Say there is an input file with tabs delimited field, the first field is integer
1 abc
1 def
1 ghi
1 lalala
1 heyhey
2 ahb
2 bbh
3 chch
3 chchch
3 oiohho
3 nonon
3 halal
3 whatever
First, i need to compute the counts of the unique values in the first field, that will be:
5 for 1, 2 for 2, and 6 for 3
Then I need to find the max of these counts, in this case, it's 6.
Now i need to pass "6" to another awk script as a parmeter.
I know i can use command below to get a list of count:
cut -f1 input.txt | sort | uniq -c | awk -F ' ' '{print $1}' | sort
but how do i get the first count number and pass it to the next awk command as a parameter not as an input file?
This is nothing very specific for awk.
Either a program can read from stdin, then you can pass the input with a pipe:
prg1 | prg2
or your program expects input as parameter, then you use
prg2 $(prg1)
Note that in both cases prg1 is processed before prg2.

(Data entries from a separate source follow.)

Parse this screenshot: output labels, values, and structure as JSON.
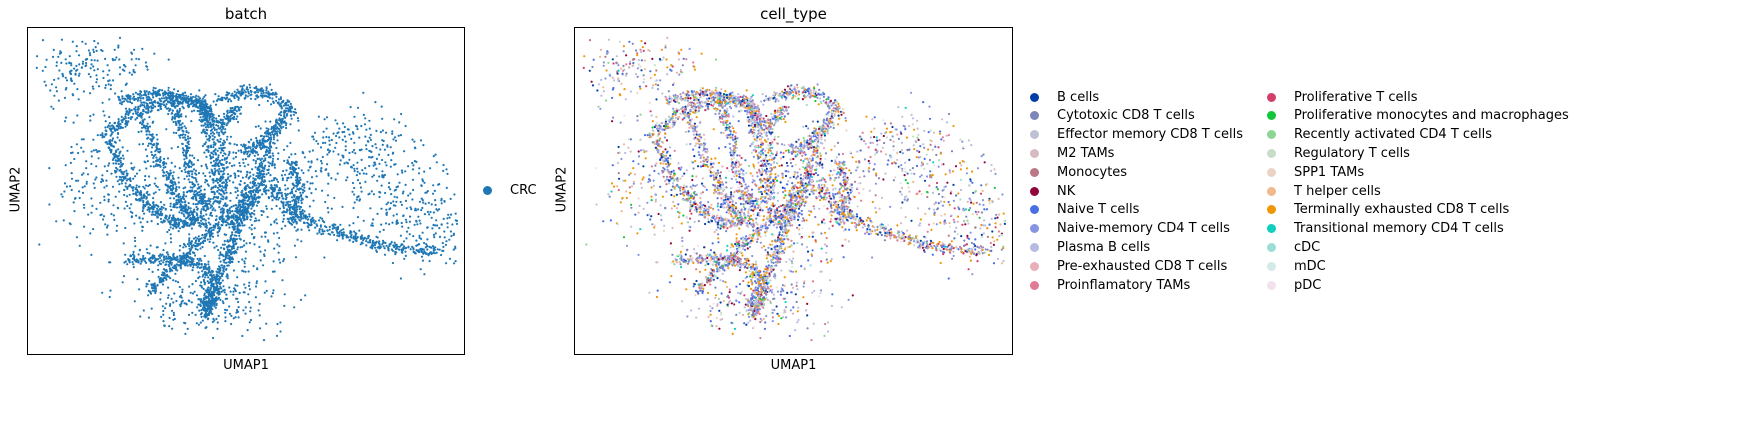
{
  "chart_data": [
    {
      "type": "scatter",
      "title": "batch",
      "xlabel": "UMAP1",
      "ylabel": "UMAP2",
      "grid": false,
      "ticks": false,
      "legend_placement": "right",
      "legend": [
        {
          "name": "CRC",
          "color": "#1f77b4"
        }
      ]
    },
    {
      "type": "scatter",
      "title": "cell_type",
      "xlabel": "UMAP1",
      "ylabel": "UMAP2",
      "grid": false,
      "ticks": false,
      "legend_placement": "right",
      "legend": [
        {
          "name": "B cells",
          "color": "#023fa5"
        },
        {
          "name": "Cytotoxic CD8 T cells",
          "color": "#7d87b9"
        },
        {
          "name": "Effector memory CD8 T cells",
          "color": "#bec1d4"
        },
        {
          "name": "M2 TAMs",
          "color": "#d6bcc0"
        },
        {
          "name": "Monocytes",
          "color": "#bb7784"
        },
        {
          "name": "NK",
          "color": "#8e063b"
        },
        {
          "name": "Naive T cells",
          "color": "#4a6fe3"
        },
        {
          "name": "Naive-memory CD4 T cells",
          "color": "#8595e1"
        },
        {
          "name": "Plasma B cells",
          "color": "#b5bbe3"
        },
        {
          "name": "Pre-exhausted CD8 T cells",
          "color": "#e6afb9"
        },
        {
          "name": "Proinflamatory TAMs",
          "color": "#e07b91"
        },
        {
          "name": "Proliferative T cells",
          "color": "#d33f6a"
        },
        {
          "name": "Proliferative monocytes and macrophages",
          "color": "#11c638"
        },
        {
          "name": "Recently activated CD4 T cells",
          "color": "#8dd593"
        },
        {
          "name": "Regulatory T cells",
          "color": "#c6dec7"
        },
        {
          "name": "SPP1 TAMs",
          "color": "#ead3c6"
        },
        {
          "name": "T helper cells",
          "color": "#f0b98d"
        },
        {
          "name": "Terminally exhausted CD8 T cells",
          "color": "#ef9708"
        },
        {
          "name": "Transitional memory CD4 T cells",
          "color": "#0fcfc0"
        },
        {
          "name": "cDC",
          "color": "#9cded6"
        },
        {
          "name": "mDC",
          "color": "#d5eae7"
        },
        {
          "name": "pDC",
          "color": "#f3e1eb"
        }
      ]
    }
  ]
}
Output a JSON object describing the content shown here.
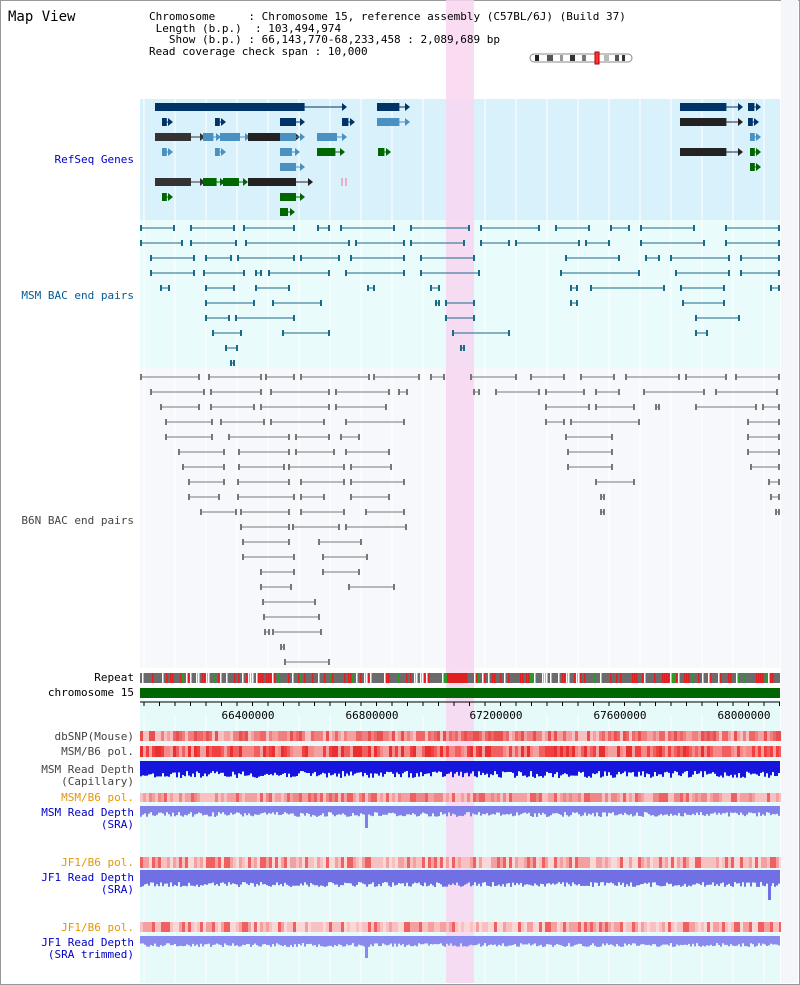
{
  "view_title": "Map View",
  "info": {
    "chromosome_label": "Chromosome",
    "chromosome_value": "Chromosome 15, reference assembly (C57BL/6J) (Build 37)",
    "length_label": "Length (b.p.)",
    "length_value": "103,494,974",
    "show_label": "Show (b.p.)",
    "show_value": "66,143,770-68,233,458 : 2,089,689 bp",
    "coverage_label": "Read coverage check span",
    "coverage_value": "10,000"
  },
  "tracks": {
    "refseq": "RefSeq Genes",
    "msm_bac": "MSM BAC end pairs",
    "b6n_bac": "B6N BAC end pairs",
    "repeat": "Repeat",
    "chromosome": "chromosome 15",
    "dbsnp": "dbSNP(Mouse)",
    "msm_b6_pol": "MSM/B6 pol.",
    "msm_depth_cap_1": "MSM Read Depth",
    "msm_depth_cap_2": "(Capillary)",
    "msm_b6_pol_2": "MSM/B6 pol.",
    "msm_depth_sra_1": "MSM Read Depth",
    "msm_depth_sra_2": "(SRA)",
    "jf1_b6_pol": "JF1/B6 pol.",
    "jf1_depth_sra_1": "JF1 Read Depth",
    "jf1_depth_sra_2": "(SRA)",
    "jf1_b6_pol_2": "JF1/B6 pol.",
    "jf1_depth_trim_1": "JF1 Read Depth",
    "jf1_depth_trim_2": "(SRA trimmed)"
  },
  "axis": {
    "ticks": [
      "66400000",
      "66800000",
      "67200000",
      "67600000",
      "68000000"
    ]
  },
  "colors": {
    "refseq_bg": "#d9f1fb",
    "bac_bg": "#e9fbfb",
    "b6n_bg": "#f6f8fb",
    "highlight": "#f8d6f0",
    "gene_dark": "#003366",
    "gene_mid": "#4a90c0",
    "gene_green": "#006600",
    "chromosome_bar": "#006600",
    "msm_line": "#1a6a8a",
    "b6n_line": "#777777",
    "depth_blue": "#1010dd",
    "depth_light": "#7070ee"
  }
}
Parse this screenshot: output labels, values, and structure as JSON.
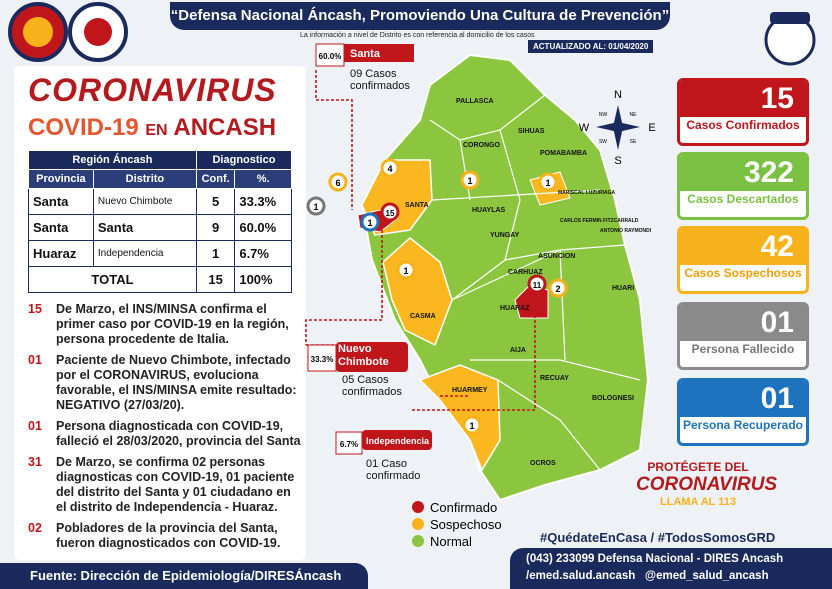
{
  "header": {
    "title": "“Defensa Nacional Áncash, Promoviendo Una Cultura de Prevención”",
    "note": "La información a nivel de Distrito es con referencia al domicilio de los casos",
    "updated": "ACTUALIZADO AL: 01/04/2020"
  },
  "headline": {
    "line1": "CORONAVIRUS",
    "line2": "COVID-19",
    "line3": "EN",
    "line4": "ANCASH"
  },
  "table": {
    "group_headers": [
      "Región Áncash",
      "Diagnostico"
    ],
    "headers": [
      "Provincia",
      "Distrito",
      "Conf.",
      "%."
    ],
    "rows": [
      [
        "Santa",
        "Nuevo Chimbote",
        5,
        "33.3%"
      ],
      [
        "Santa",
        "Santa",
        9,
        "60.0%"
      ],
      [
        "Huaraz",
        "Independencia",
        1,
        "6.7%"
      ]
    ],
    "total": [
      "TOTAL",
      15,
      "100%"
    ]
  },
  "notes": [
    {
      "date": "15",
      "text": "De Marzo, el INS/MINSA confirma el primer caso por COVID-19 en la región, persona procedente de Italia."
    },
    {
      "date": "01",
      "text": "Paciente de Nuevo Chimbote, infectado por el CORONAVIRUS, evoluciona favorable, el INS/MINSA emite resultado: NEGATIVO (27/03/20)."
    },
    {
      "date": "01",
      "text": "Persona diagnosticada con COVID-19, falleció el 28/03/2020, provincia del Santa"
    },
    {
      "date": "31",
      "text": "De Marzo, se confirma 02 personas diagnosticas con COVID-19, 01 paciente del distrito del Santa y 01 ciudadano en el distrito de Independencia - Huaraz."
    },
    {
      "date": "02",
      "text": "Pobladores de la provincia del Santa, fueron diagnosticados con COVID-19."
    }
  ],
  "map": {
    "provinces": [
      "PALLASCA",
      "CORONGO",
      "SIHUAS",
      "POMABAMBA",
      "SANTA",
      "HUAYLAS",
      "MARISCAL LUZURIAGA",
      "CARLOS FERMIN FITZCARRALD",
      "YUNGAY",
      "ASUNCION",
      "ANTONIO RAYMONDI",
      "CASMA",
      "CARHUAZ",
      "HUARI",
      "HUARAZ",
      "AIJA",
      "RECUAY",
      "BOLOGNESI",
      "HUARMEY",
      "OCROS"
    ],
    "pins": [
      6,
      1,
      1,
      15,
      4,
      1,
      1,
      1,
      11,
      2,
      1
    ],
    "compass": [
      "N",
      "S",
      "E",
      "W",
      "NW",
      "NE",
      "SW",
      "SE"
    ],
    "callouts": [
      {
        "name": "Santa",
        "percent": "60.0%",
        "text": "09 Casos confirmados"
      },
      {
        "name": "Nuevo Chimbote",
        "percent": "33.3%",
        "text": "05 Casos confirmados"
      },
      {
        "name": "Independencia",
        "percent": "6.7%",
        "text": "01 Caso confirmado"
      }
    ]
  },
  "legend": [
    "Confirmado",
    "Sospechoso",
    "Normal"
  ],
  "cards": [
    {
      "value": 15,
      "label": "Casos Confirmados"
    },
    {
      "value": 322,
      "label": "Casos Descartados"
    },
    {
      "value": 42,
      "label": "Casos Sospechosos"
    },
    {
      "value": "01",
      "label": "Persona Fallecido"
    },
    {
      "value": "01",
      "label": "Persona Recuperado"
    }
  ],
  "protect": {
    "line1": "PROTÉGETE DEL",
    "line2": "CORONAVIRUS",
    "line3": "LLAMA AL 113"
  },
  "hashtags": "#QuédateEnCasa / #TodosSomosGRD",
  "footer": {
    "source": "Fuente: Dirección de Epidemiología/DIRESÁncash",
    "phone": "(043) 233099 Defensa Nacional - DIRES Ancash",
    "facebook": "/emed.salud.ancash",
    "twitter": "@emed_salud_ancash"
  }
}
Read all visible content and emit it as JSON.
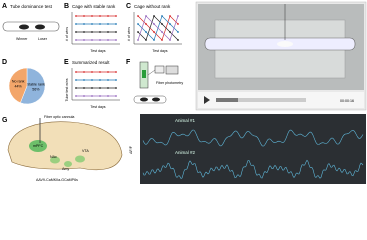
{
  "panels": {
    "A": {
      "letter": "A",
      "title": "Tube dominance test",
      "winner": "Winner",
      "loser": "Loser"
    },
    "B": {
      "letter": "B",
      "title": "Cage with stable rank",
      "ylabel": "# of wins",
      "xlabel": "Test days"
    },
    "C": {
      "letter": "C",
      "title": "Cage without rank",
      "ylabel": "# of wins",
      "xlabel": "Test days"
    },
    "D": {
      "letter": "D",
      "slices": [
        {
          "label": "Stable rank",
          "value": 56,
          "value_label": "56%",
          "color": "#8fb4dc"
        },
        {
          "label": "No rank",
          "value": 44,
          "value_label": "44%",
          "color": "#f3a66a"
        }
      ]
    },
    "E": {
      "letter": "E",
      "title": "Summarized result",
      "ylabel": "Tube test wins",
      "xlabel": "Test days"
    },
    "F": {
      "letter": "F",
      "device": "Fiber photometry"
    },
    "video": {
      "time": "00:00:16"
    },
    "G": {
      "letter": "G",
      "cannula": "Fiber optic cannula",
      "regions": [
        "mPFC",
        "NAc",
        "VTA",
        "Amy"
      ],
      "virus": "AAV9-CaMKIIa-GCaMP6s",
      "ylabel": "ΔF/F",
      "traces": [
        "Animal #1",
        "Animal #2"
      ]
    }
  }
}
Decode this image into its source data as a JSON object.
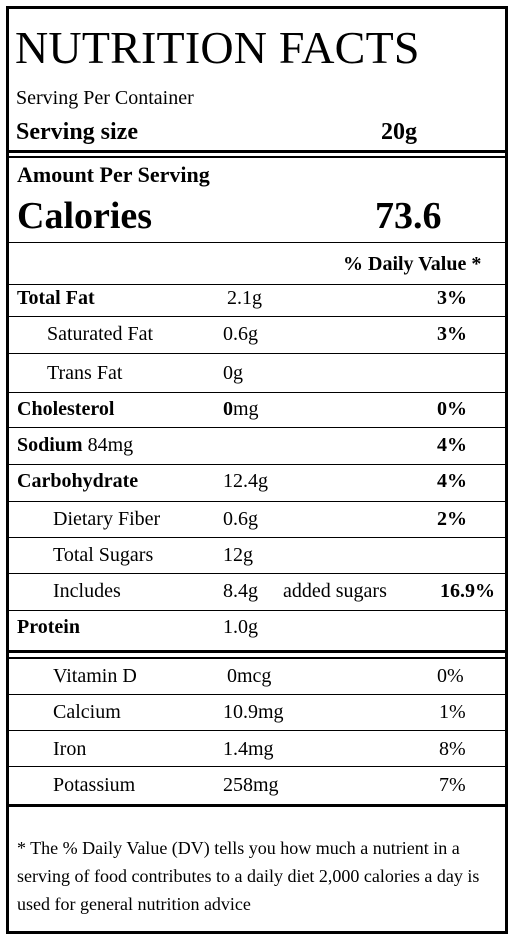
{
  "title": "NUTRITION FACTS",
  "servings_per_container_label": "Serving Per Container",
  "serving_size_label": "Serving size",
  "serving_size_value": "20g",
  "amount_per_serving_label": "Amount Per Serving",
  "calories_label": "Calories",
  "calories_value": "73.6",
  "daily_value_header": "% Daily Value *",
  "nutrients": [
    {
      "name": "Total Fat",
      "amount": "2.1g",
      "dv": "3%"
    },
    {
      "name": "Saturated Fat",
      "amount": "0.6g",
      "dv": "3%"
    },
    {
      "name": "Trans Fat",
      "amount": "0g",
      "dv": ""
    },
    {
      "name": "Cholesterol",
      "amount_bold": "0",
      "amount_rest": "mg",
      "dv": "0%"
    },
    {
      "name": "Sodium",
      "amount": "84mg",
      "dv": "4%"
    },
    {
      "name": "Carbohydrate",
      "amount": "12.4g",
      "dv": "4%"
    },
    {
      "name": "Dietary Fiber",
      "amount": "0.6g",
      "dv": "2%"
    },
    {
      "name": "Total Sugars",
      "amount": "12g",
      "dv": ""
    },
    {
      "name": "Includes",
      "amount": "8.4g",
      "extra": "added sugars",
      "dv": "16.9%"
    },
    {
      "name": "Protein",
      "amount": "1.0g",
      "dv": ""
    }
  ],
  "vitamins": [
    {
      "name": "Vitamin D",
      "amount": "0mcg",
      "dv": "0%"
    },
    {
      "name": "Calcium",
      "amount": "10.9mg",
      "dv": "1%"
    },
    {
      "name": "Iron",
      "amount": "1.4mg",
      "dv": "8%"
    },
    {
      "name": "Potassium",
      "amount": "258mg",
      "dv": "7%"
    }
  ],
  "footnote": "* The % Daily Value (DV) tells you how much a nutrient in a serving of food contributes to a daily diet 2,000 calories a day is used for general nutrition advice"
}
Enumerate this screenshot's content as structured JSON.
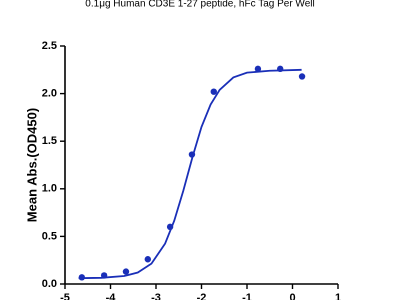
{
  "chart_data": {
    "type": "scatter",
    "title": "0.1μg Human CD3E 1-27 peptide, hFc Tag Per Well",
    "y_label": "Mean Abs.(OD450)",
    "xlim": [
      -5,
      1
    ],
    "xticks": [
      -5,
      -4,
      -3,
      -2,
      -1,
      0,
      1
    ],
    "ylim": [
      0,
      2.5
    ],
    "yticks": [
      {
        "value": 0,
        "label": "0.0"
      },
      {
        "value": 0.5,
        "label": "0.5"
      },
      {
        "value": 1,
        "label": "1.0"
      },
      {
        "value": 1.5,
        "label": "1.5"
      },
      {
        "value": 2,
        "label": "2.0"
      },
      {
        "value": 2.5,
        "label": "2.5"
      }
    ],
    "series": [
      {
        "mode": "markers",
        "color": "#1a2fb8",
        "x": [
          -4.63,
          -4.14,
          -3.66,
          -3.18,
          -2.69,
          -2.21,
          -1.73,
          -0.76,
          -0.27,
          0.21
        ],
        "values": [
          0.07,
          0.09,
          0.13,
          0.26,
          0.6,
          1.36,
          2.02,
          2.26,
          2.26,
          2.18
        ]
      },
      {
        "mode": "line",
        "color": "#1a2fb8",
        "x": [
          -4.7,
          -4.2,
          -3.7,
          -3.4,
          -3.1,
          -2.8,
          -2.6,
          -2.4,
          -2.2,
          -2.0,
          -1.8,
          -1.6,
          -1.3,
          -1.0,
          -0.5,
          0.2
        ],
        "values": [
          0.061,
          0.065,
          0.084,
          0.121,
          0.214,
          0.424,
          0.663,
          0.98,
          1.33,
          1.65,
          1.885,
          2.04,
          2.17,
          2.22,
          2.24,
          2.25
        ]
      }
    ]
  }
}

Some programs allow both possibilities, while a huge amount of data is rarely passed as argument.
This AWK script replaces your whole pipeline:
awk -v parameter="$(awk '{a[$1]++} END {for (i in a) {if (a[i] > max) {max = a[i]}}; print max}' inputfile)" '{print parameter}' otherfile
where '{print parameter}' is a standin for your other AWK script and "otherfile" is the input for that script.
Note: It is extremely likely that the two AWK scripts could be combined into one which would be less of a hack than doing it in a way such as that outlined in your question (awk feeding awk).
You can use the shell's $() command substitution:
awk -f script -v num=$(cut -f1 input.txt | sort | uniq -c | awk -F ' ' '{print $1}' | sort | tail -1) < input_file
(I added the tail -1 to ensure that at most one line is used.)